We will use Proposition (6.19), a specialisation of Proposition (6.17) to prime modulo.

Let $p$ be prime and $d \mid (p-1)$. The congruence $x^d \equiv 1 \pmod p$ has exactly $d$ incongruent solutions.

(a) Using Proposition (6.19), we have $3 \mid 6$ and so the congruence $x^3 \equiv 1 \pmod 7$ has 3 incongruent solutions. 

We know from Exercise (6.4).1 that 3 is a primitive root of 7. We will use a table of indices of root 3.

ind_3 (a)	a = 3^ind_r(a) mod 7
1	3
2	2
3	6
4	4
5	5
6	1
7	3
8	2
9	6
10	4

Applying Propositions (6.15) and (6.16) to $x^3 \equiv 1 \pmod 7$ gives

$$ 3 \times \text{ind}_3(x) \equiv 0 \pmod 6 $$

Simplifying

$$ \text{ind}_3(x) \equiv 0 \pmod 2 $$

This gives us $\text{ind}_3(x) \equiv 2, 4, 6$ as solutions. 

The table of indices gives us the 3 incongruent solutions $x \equiv 1, 2, 4 \pmod 7$.

(b) Using Proposition (6.19), we have $4 \mid 12$ and so the congruence $x^4 \equiv 1 \pmod {13}$ has $4$ incongruent solutions. 

We know from Example 6.19 that 2 is a primitive root of 13. We will use a table of indices of root 2.

ind_2 (a)	a = 2^ind_r(a) mod 13
1	2
2	4
3	8
4	3
5	6
6	12
7	11
8	9
9	5
10	10
11	7
12	1

Applying Propositions (6.15) and (6.16) to $x^4 \equiv 1 \pmod {13}$ gives

$$ 4 \times \text{ind}_2(x) \equiv 0 \pmod {12} $$

Simplifying

$$ \text{ind}_2(x) \equiv 0 \pmod 3 $$

This gives us $\text{ind}_2(x) \equiv 3, 6, 9, 12$ as solutions. 

The table of indices gives us the 4 incongruent solutions $x \equiv 1, 5, 8, 12 \pmod 13$.

(c) Using Proposition (6.19), we have $11 \mid2$ and so the congruence $x^11 \equiv 1 \pmod 7$ has 11 incongruent solutions. 
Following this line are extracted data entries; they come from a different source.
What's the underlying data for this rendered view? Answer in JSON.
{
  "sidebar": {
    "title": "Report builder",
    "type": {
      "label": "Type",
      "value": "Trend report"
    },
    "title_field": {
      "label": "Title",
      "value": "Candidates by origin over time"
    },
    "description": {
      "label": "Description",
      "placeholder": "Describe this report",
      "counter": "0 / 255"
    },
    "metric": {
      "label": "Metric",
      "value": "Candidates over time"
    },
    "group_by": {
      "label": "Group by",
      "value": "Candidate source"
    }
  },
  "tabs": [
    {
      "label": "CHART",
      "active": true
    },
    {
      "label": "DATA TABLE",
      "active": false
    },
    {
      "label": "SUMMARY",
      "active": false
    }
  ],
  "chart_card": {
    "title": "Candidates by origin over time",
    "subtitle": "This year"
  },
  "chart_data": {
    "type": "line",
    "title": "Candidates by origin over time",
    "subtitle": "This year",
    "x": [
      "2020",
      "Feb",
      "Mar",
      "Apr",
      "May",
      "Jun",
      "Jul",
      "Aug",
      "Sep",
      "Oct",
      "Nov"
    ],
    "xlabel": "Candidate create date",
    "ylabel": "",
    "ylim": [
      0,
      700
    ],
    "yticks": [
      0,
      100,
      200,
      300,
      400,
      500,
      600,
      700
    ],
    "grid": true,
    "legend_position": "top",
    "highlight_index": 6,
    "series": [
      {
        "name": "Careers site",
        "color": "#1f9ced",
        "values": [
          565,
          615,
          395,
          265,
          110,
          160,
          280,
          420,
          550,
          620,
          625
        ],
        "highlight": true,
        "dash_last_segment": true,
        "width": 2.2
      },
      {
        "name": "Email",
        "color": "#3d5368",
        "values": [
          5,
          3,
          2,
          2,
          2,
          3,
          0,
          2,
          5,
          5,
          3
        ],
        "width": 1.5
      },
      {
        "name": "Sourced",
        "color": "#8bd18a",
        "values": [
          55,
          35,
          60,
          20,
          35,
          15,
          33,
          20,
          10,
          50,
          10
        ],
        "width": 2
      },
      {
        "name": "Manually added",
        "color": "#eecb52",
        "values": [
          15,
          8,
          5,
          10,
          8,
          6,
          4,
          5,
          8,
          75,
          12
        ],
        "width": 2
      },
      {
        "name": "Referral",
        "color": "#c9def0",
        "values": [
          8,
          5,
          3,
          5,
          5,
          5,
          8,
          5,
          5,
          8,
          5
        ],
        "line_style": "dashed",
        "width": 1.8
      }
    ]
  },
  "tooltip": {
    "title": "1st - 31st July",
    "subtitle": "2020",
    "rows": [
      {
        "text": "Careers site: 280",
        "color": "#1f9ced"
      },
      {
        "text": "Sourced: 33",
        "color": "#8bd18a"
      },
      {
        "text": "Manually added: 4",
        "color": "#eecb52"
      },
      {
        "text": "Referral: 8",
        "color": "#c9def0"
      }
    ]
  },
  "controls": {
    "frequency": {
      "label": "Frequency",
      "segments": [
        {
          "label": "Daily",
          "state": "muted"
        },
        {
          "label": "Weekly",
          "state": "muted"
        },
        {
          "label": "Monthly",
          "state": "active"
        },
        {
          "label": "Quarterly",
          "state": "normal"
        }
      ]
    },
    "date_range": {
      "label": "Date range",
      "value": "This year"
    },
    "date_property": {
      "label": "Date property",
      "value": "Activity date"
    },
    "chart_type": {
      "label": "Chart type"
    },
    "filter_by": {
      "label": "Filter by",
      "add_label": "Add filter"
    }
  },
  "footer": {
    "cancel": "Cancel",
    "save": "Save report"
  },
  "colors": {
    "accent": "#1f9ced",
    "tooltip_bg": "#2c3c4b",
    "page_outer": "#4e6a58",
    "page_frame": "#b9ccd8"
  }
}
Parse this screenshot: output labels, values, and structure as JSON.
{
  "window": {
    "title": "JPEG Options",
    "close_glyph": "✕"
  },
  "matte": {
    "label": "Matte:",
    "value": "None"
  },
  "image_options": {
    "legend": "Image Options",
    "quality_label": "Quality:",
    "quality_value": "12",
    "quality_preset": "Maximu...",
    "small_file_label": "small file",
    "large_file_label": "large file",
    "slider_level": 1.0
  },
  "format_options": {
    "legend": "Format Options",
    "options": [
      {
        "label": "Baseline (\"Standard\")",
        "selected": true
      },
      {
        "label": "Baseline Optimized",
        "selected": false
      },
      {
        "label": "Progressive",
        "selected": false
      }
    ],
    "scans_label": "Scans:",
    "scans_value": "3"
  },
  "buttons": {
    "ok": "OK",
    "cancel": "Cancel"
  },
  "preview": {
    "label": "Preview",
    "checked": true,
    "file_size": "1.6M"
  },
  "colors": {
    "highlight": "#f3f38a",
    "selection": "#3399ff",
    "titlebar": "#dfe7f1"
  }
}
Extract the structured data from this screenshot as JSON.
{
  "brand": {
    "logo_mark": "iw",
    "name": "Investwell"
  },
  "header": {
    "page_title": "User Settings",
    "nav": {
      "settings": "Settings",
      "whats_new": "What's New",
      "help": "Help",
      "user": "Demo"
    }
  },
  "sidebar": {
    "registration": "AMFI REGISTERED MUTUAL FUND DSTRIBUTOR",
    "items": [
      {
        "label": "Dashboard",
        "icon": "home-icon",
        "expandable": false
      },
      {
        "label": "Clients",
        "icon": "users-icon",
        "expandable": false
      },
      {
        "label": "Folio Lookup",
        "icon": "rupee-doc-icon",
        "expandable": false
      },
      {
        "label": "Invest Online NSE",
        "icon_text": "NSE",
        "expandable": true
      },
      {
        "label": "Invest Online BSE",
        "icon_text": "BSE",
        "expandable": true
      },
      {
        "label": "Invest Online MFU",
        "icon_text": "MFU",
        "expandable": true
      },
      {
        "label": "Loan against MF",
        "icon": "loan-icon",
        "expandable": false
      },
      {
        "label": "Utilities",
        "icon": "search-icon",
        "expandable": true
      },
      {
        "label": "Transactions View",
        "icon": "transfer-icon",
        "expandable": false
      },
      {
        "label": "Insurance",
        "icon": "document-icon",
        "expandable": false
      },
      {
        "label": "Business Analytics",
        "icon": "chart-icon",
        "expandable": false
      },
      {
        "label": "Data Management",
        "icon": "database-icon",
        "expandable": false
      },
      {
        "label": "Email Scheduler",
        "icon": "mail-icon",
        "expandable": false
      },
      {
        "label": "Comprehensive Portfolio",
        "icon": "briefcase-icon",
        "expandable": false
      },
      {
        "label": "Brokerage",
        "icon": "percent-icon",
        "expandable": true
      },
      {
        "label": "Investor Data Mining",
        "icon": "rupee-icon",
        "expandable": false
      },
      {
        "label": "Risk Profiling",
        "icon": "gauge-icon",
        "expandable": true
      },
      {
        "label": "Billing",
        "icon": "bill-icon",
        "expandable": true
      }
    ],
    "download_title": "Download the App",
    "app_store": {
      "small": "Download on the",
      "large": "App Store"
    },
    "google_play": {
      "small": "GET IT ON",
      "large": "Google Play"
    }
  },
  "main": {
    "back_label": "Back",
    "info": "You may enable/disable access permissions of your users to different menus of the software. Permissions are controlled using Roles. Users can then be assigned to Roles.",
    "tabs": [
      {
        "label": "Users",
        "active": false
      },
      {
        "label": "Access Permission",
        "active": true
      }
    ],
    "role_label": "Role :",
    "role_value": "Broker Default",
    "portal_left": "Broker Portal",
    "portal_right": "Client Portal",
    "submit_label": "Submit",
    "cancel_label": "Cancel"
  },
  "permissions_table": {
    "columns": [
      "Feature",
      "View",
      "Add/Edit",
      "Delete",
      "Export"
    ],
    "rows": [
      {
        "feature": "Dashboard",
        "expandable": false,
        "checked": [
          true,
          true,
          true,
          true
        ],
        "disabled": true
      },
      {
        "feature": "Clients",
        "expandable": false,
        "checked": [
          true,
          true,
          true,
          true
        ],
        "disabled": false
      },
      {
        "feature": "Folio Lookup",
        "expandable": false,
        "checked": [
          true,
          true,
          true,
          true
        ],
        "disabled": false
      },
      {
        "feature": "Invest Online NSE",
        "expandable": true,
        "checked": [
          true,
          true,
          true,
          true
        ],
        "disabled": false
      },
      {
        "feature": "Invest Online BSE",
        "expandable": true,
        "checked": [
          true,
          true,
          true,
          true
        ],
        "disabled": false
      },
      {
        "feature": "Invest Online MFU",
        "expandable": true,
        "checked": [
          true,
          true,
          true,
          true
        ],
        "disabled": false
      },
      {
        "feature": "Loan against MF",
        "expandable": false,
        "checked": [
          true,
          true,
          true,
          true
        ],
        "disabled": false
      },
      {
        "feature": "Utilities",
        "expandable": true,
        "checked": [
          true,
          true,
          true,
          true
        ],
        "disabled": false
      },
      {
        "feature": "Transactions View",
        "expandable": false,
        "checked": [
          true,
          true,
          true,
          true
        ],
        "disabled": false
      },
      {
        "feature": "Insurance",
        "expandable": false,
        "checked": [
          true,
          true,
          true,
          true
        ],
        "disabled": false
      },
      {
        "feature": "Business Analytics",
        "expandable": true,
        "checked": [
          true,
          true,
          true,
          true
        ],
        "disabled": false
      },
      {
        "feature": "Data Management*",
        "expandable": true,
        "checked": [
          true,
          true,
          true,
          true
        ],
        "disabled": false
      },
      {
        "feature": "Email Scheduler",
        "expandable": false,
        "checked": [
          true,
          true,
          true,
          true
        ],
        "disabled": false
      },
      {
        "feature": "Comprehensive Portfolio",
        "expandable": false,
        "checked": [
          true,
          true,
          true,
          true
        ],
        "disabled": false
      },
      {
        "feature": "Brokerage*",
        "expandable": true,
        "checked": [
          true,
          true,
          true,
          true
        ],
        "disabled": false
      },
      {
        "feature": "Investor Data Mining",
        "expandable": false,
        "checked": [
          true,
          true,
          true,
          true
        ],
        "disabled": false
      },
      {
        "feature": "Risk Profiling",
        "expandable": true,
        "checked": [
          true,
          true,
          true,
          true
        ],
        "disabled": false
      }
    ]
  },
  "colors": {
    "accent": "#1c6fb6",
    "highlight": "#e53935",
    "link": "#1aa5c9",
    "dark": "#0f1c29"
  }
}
We know from Exercise (6.4).1 that 5 is a primitive root of 7. We will use a table of indices of root 5.

ind_5 (a)	a = 5^ind_r(a) mod 23
1	5
2	2
3	10
4	4
5	20
6	8
7	17
8	16
9	11
10	9
11	22
12	18
13	21
14	13
15	19
16	3
17	15
18	6
19	7
20	12
21	14
22	1

Applying Propositions (6.15) and (6.16) to $x^{11} \equiv 1 \pmod {23}$ gives

$$11 \times \text{ind}_5(x) \equiv 0 \pmod {22} $$

Simplifying

$$ \text{ind}_5(x) \equiv 0 \pmod {2} $$

This gives us $\text{ind}_5(x) \equiv 2, 4, 6, 8, 10, 12, 14, 16, 18, 20, 22$ as solutions. 

The table of indices gives us the11 incongruent solutions $x \equiv 1, 2, 3, 4, 6, 8, 9, 12, 13, 16, 18 \pmod {23}$.